Revisiting Accelerated Approval: A Provocative Rebate Proposal

A new recommendation to Congress from a commission responsible for controlling costs in the US Medicaid program is a very small idea in the context of the broader drug pricing debate – but one that could have larger implications for drug development by prompting a closer look at the Accelerated Approval pathway.

During its April meeting, The Medicaid and CHIP Payment and Access Commission formally endorsed a proposal to set:

1. A higher minimum rebate for drugs approved via AA, and

2. An additional inflation penalty for drugs with overdue confirmatory trials.

The enhanced rebates would be eliminated when the Accelerated Approval is converted to a traditional approval. MACPAC is chartered to make legislative recommendations to Congress, but there is no trigger requiring consideration of its ideas by legislators. (Also see "Higher Medicaid Rebates For Expedited Approvals Offer Modest Savings But Target Growing Concern" - Pink Sheet, 8 Apr, 2021.)

While framed as a drug pricing measure, the proposal could have a longer shelf life in the context of FDA legislation as a tool to enforce Accelerated Approval commitments. It also opens up the potentially thorny issue of whether an “Accelerated Approval” is in fact a “full” FDA approval.
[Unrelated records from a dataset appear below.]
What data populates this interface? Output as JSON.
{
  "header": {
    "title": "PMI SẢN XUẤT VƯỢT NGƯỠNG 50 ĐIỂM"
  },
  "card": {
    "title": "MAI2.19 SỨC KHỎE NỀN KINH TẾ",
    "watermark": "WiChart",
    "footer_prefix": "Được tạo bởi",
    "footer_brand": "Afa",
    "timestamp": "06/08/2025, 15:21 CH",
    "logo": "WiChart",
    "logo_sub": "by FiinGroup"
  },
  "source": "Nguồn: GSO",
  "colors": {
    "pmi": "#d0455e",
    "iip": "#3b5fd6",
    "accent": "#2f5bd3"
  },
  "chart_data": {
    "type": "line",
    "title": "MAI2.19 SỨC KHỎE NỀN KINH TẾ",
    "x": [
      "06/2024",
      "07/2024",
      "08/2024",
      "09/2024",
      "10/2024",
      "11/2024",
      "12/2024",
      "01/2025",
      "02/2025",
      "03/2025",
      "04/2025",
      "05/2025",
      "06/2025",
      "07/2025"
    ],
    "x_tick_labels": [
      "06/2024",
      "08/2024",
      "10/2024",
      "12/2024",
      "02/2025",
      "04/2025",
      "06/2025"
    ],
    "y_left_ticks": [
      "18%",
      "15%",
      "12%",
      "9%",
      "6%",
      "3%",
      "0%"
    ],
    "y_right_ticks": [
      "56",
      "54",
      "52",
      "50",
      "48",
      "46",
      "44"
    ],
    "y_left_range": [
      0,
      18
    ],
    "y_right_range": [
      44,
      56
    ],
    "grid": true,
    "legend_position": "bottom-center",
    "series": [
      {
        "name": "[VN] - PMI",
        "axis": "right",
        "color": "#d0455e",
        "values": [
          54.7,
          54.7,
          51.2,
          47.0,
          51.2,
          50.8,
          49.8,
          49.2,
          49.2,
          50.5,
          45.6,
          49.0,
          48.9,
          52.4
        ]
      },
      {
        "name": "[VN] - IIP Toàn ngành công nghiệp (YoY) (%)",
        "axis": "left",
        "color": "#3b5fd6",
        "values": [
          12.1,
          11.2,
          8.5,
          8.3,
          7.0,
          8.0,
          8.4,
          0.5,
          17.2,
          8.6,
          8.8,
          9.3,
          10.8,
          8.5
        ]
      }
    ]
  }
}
The savings impact would be modest: The Congressional Budget Office estimates that total Medicaid spending on drugs approved via Accelerated Approval was about $1bn in 2019 and estimates the proposal would generate no more than $50m in savings in the first year. (The MACPAC proposal is framed in general terms without specific rebate levels; CBO assumed a 10% increase in the base rebate and a 20% increase in the inflation penalty after five years if confirmatory trials are not complete.)

That modest impact makes the proposal unlikely to receive much attention in the context of upcoming debates over using savings on drug pricing to fund a massive new infrastructure bill. Congress is likely to be looking for proposals that score in the tens (if not hundreds) of billions of dollars over the 10-year budget window in that context. (Also see "PhRMA’s ‘Better Way:’ Remember COVID Success, Tweak Part B, And Bash HR 3" - Pink Sheet, 13 Apr, 2021.)

MACPAC’s idea also competes with an alternative approach endorsed by CMS in a final rule issued in the waning months of the Trump Administration: using value-based purchasing agreements (and “best price” reporting flexibility) to structure agreements that make payment for Accelerated Approval therapies contingent on real world patient outcomes. (Also see "Value-Based Contracting: CMS Final Rule Leaves ‘Multiple Best Price’ Questions Unresolved" - Pink Sheet, 4 Jan, 2021.)

That said, the proposal offers an intriguing new approach to a long-standing concern about the role of Accelerated Approval.

The intersection of FDA and CMS policies is at the crux of the ‘Cures 2.0’ effort that is likely to feed into the user fee process.

FDA is traditionally wary of any policy that treats Accelerated Approval as something other than “full” approval – and that view is enshrined in regulation and statute. However, there is a clear disconnect between that legal construct and the public understanding of approval pending confirmation of clinical benefit.

 

The use of Accelerated Approval is routinely debated in the context of the every-five-year reauthorization of FDA’s user fee authority, and that cycle is now under way heading into the 2022 deadline. The intersection of FDA and CMS policies is also at the crux of the “Cures 2.0” effort that is likely to feed into the user fee process.

At the same time, FDA itself is looking at Accelerated Approval with fresh eyes – at least in the oncology area where the pathway is most frequently used. (Also see "Accelerated Approval: US FDA Panel To Reconsider Six Indications For Checkpoint Inhibitors" - Pink Sheet, 11 Mar, 2021.)

While there may be continued resistance to the idea that payors should “discriminate” against Accelerated Approval therapies (as in the notion of a higher up-front rebate just based on that pathway), there could also be some interest in the idea of a penalty for companies that are dilatory in delivering their confirmatory trials.

For example, MACPAC’s proposal to trigger an increased inflation penalty after a set number of years could be tweaked to be product specific: the penalty could kick in based on the timeline stipulated in the approval letter for the completion of post-marketing studies.

If nothing else, it seems like a useful way to start the discussion about whether and how to make sure that confirmatory trials are done as quickly as possible – and to consider alternatives to outright product withdrawal when they are not successful.